- Theatrical release poster
- Directed by: Beda Docampo Feijóo
- Written by: Beda Docampo Feijóo
- Produced by: Álvaro Zapata; Harold Sánchez; Pablo Kompel; Ibón Comenzana; Beda Docampo Feijóo; Cristina Durández;
- Starring: Darío Grandinetti; Ariadna Gil; Kira Miró; Agustina Lecouna; Cristina Valdivielso; Luis Brandoni; Juan Echanove; Carlos Hipólito; Jorge Marrale;
- Cinematography: Juanmi Aspiroz
- Edited by: Teresa Font
- Music by: Xavier Capellas
- Production companies: Iroko Films; Nada Music; Quiéreme Produccione; Infinity Films; Kompel Producciones; Exponencial;
- Distributed by: A. Zeta Cinema
- Release dates: 19 October 2007 (Spain); 15 November 2007 (Argentina);
- Countries: Spain; Argentina;
- Language: Spanish

= Quiéreme (film) =

Quiéreme is a 2007 Spanish-Argentine drama film written and directed by Beda Docampo Feijóo. It stars Darío Grandinetti alongside Kira Miró, Ariadna Gil, Agustina Lecouna, and Cristina Valdivielso.

== Plot ==
Fiftysomething cook Pancho's life in Buenos Aires with his new girlfriend Rita takes a wild turn when a Spanish girl named Amparo claiming to be her granddaughter knocks at his door.
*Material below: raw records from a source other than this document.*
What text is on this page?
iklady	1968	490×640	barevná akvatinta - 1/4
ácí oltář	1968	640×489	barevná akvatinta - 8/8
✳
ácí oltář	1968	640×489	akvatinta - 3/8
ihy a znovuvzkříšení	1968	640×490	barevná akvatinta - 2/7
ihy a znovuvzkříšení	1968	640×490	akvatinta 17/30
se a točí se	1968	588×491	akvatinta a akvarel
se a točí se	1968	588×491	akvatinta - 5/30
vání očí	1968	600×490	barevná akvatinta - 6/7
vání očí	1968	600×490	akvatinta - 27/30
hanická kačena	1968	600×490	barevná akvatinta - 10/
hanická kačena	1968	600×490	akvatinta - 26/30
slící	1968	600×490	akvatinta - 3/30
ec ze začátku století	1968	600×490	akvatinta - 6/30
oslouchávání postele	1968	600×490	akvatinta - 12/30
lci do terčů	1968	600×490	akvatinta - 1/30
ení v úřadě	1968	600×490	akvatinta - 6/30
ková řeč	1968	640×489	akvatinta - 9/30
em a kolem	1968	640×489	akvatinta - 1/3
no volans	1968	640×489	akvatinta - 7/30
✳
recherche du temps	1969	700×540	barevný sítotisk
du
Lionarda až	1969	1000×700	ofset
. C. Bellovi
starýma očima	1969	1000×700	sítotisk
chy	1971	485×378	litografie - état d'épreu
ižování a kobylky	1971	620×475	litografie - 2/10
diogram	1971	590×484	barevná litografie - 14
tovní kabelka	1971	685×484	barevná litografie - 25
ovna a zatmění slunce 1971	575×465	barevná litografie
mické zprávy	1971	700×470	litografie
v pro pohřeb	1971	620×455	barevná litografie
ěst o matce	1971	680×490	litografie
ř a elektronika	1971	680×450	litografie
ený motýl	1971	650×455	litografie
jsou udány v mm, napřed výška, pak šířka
He is forced to deal with his past in Spain, going to Madrid, where he tries to find Lucía, Pancho's daughter and Amparo's mother.

== Production ==
The film is a Spanish-Argentine co-production by Iroko Films, Nada Music, Quiéreme Producciones, Infinity Films, Kompel Producciones and Exponencial. Filming began on 8 October 2006. Shooting locations included Madrid, Buenos Aires, Ciudad de la Luz (Alicante), and Sitges.

== Release ==
Quiéreme was released theatrically in Spain on 19 October 2007. It was released theatrically in Argentina on 15 November 2007.

== Reception ==
Adolfo C. Martínez of La Nación gave the film a 'very good' rating, writing about how Docampo endows the film with "enormous warmth and tenderness".

Juan Pablo Cinelli of Página/12 assessed that the film rounds off "an effective narrative and, above all, tells a concrete and complete story", while pointing out that the sense of derivativeness from other works hovers around over the course of the film.